Es soll sich aber auch auf der Einnahmenseite etwas tun – und das betrifft die Bürgerinnen und Bürger ganz direkt. Nach RNZ-Informationen sollen die Müllgebühren für die AVR steigen. Frank Werner wundert das angesichts auslaufender Entsorgungsverträge und explodierender Kraftstoffpreise nicht. Wie dramatisch die Lage ist, zeigt, dass Dallinger am Mittwoch zu einer nicht-öffentlichen Sitzung des Verwaltungs- und Finanzausschusses geladen hat.

"Ich gehe davon aus, dass wir dann erfahren, wo der Kreis sparen will", sagt Ralf Göck (SPD). Als die RNZ ihn am Montag telefonisch erreicht, kommt er gerade von einer Sitzung von Bürgermeistern der Spargelkommunen. Dort hätten Teilnehmer ihre Sorge zum Ausdruck gebracht, mit einer stark steigenden Kreisumlage in ihren Gestaltungsspielräumen völlig eingeschränkt zu werden.

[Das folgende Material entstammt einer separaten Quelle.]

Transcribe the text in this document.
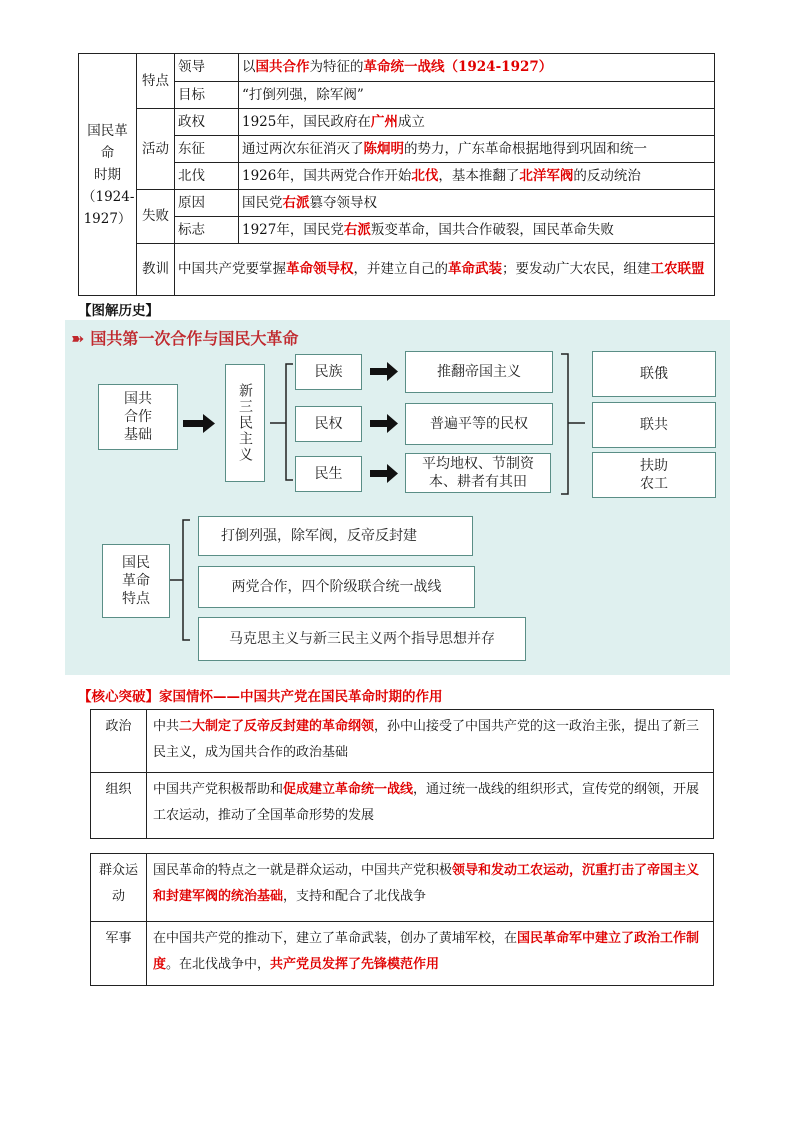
国民革命
时期
（1924-
1927）	特点	领导	以国共合作为特征的革命统一战线（1924-1927）
		目标	“打倒列强，除军阀”
	活动	政权	1925年，国民政府在广州成立
		东征	通过两次东征消灭了陈炯明的势力，广东革命根据地得到巩固和统一
		北伐	1926年，国共两党合作开始北伐，基本推翻了北洋军阀的反动统治
	失败	原因	国民党右派篡夺领导权
		标志	1927年，国民党右派叛变革命，国共合作破裂，国民革命失败
	教训	中国共产党要掌握革命领导权，并建立自己的革命武装；要发动广大农民，组建工农联盟	
【图解历史】
➽ 国共第一次合作与国民大革命
国共合作基础	新三民主义
民族
民权
民生
推翻帝国主义
普遍平等的民权
平均地权、节制资本、耕者有其田
联俄
联共
扶助农工
国民革命特点
打倒列强，除军阀，反帝反封建
两党合作，四个阶级联合统一战线
马克思主义与新三民主义两个指导思想并存
【核心突破】家国情怀——中国共产党在国民革命时期的作用
政治	中共二大制定了反帝反封建的革命纲领，孙中山接受了中国共产党的这一政治主张，提出了新三民主义，成为国共合作的政治基础
组织	中国共产党积极帮助和促成建立革命统一战线，通过统一战线的组织形式，宣传党的纲领，开展工农运动，推动了全国革命形势的发展
群众运动	国民革命的特点之一就是群众运动，中国共产党积极领导和发动工农运动，沉重打击了帝国主义和封建军阀的统治基础，支持和配合了北伐战争
军事	在中国共产党的推动下，建立了革命武装，创办了黄埔军校，在国民革命军中建立了政治工作制度。在北伐战争中，共产党员发挥了先锋模范作用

"Wenn es bei zwei Prozentpunkten bleibt und der Kreis Sparvorschläge macht, dann kämen wir mit einem blauen Auge davon", meint Hans Zellner, Fraktionsvorsitzender der Freien Wähler. Es gebe aber Kommunen, die eine Erhöhung empfindlich treffen würde, vor allem jene im Steinachtal, der Heimat des früheren Bürgermeisters von Wilhelmsfeld. Andererseits hat Zellner, seit 34 Jahren im Kreisrat, schon manche schweren Zeiten miterlebt: die Banken- und Finanzkrise oder die Folgen von Kriegen. "Ich bin mir sicher, dass wir auch dieses Mal wieder gestärkt daraus hervorgehen."